Nathalia s’était rendu à son trône mais déjà assaillit par un autre rebelle. Mais celui-ci, oui celui-ci! Sa voix… il la reconnut immédiatement… cette pointe de provocation, cette confiance exacerbée, c’était cet assassin venu avec sa compagne détruire la grande salle à manger. Ceux-là même qui s’étaient enfuit! L’effronté était revenu chercher les ennuis et sûr qu’avec Nathalia, il les trouverait. Et quel manque de respect de s’adresser ainsi à une Reine! Lui arracher la langue, voilà bien ce qu’il méritait dans un premier lieu. Les choses arriveraient en leur temps, Daleg ne commettrait pas l’erreur d’être impatient et de faire une erreur dans une précipitation que seul l’envie de voir l’ennemi à genoux guidait.

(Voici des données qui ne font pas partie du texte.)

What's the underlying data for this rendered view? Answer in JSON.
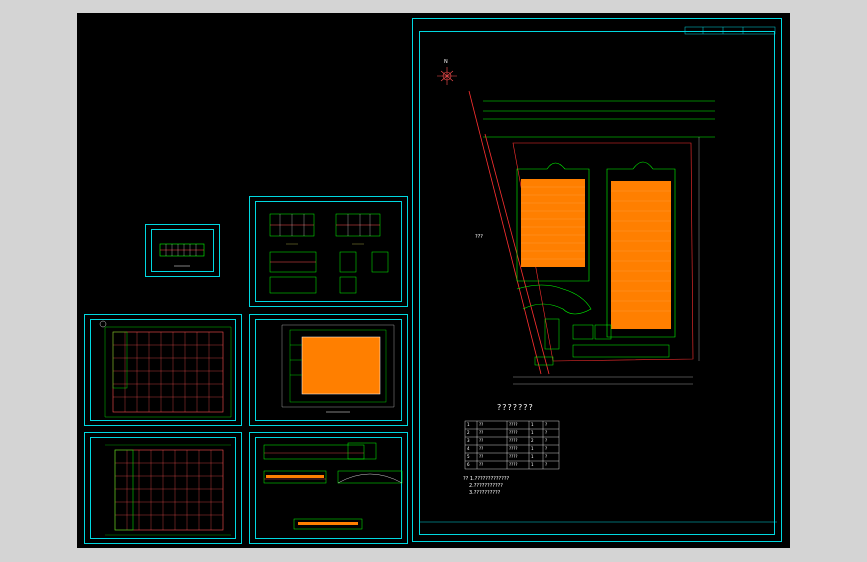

Peut-être était-ce à cause du masque ou peut-être parce que séparé trop jeune, Daleg n’avait pas souvenir du visage de sa sœur. Toujours est-il que ses yeux dorés ne lui inspirèrent aucun retour dans le passé. Aucun sentiment de lien de sang ne se manifesta, elle n’était qu’une ennemie, une de plus à combattre et il le ferait. La lame tournoyant autour de lui, le força à rester statique les premiers temps, pivotant simplement sur place pour ne pas la perdre de vue et inclinant simplement sa tête lorsque la seconde lame vînt à siffler à son oreille. Il ne se préoccupa pas de la fine goutte de sang qui perla alors jusqu’à son lobe, blessure trop infime pour s’en inquiéter. Elle était agile, plus que ce que Nathalia avait pu lui enseigner mais bien que moins protégé sans l’armure fidèle, il était également plus preste, cela était un mal pour un bien.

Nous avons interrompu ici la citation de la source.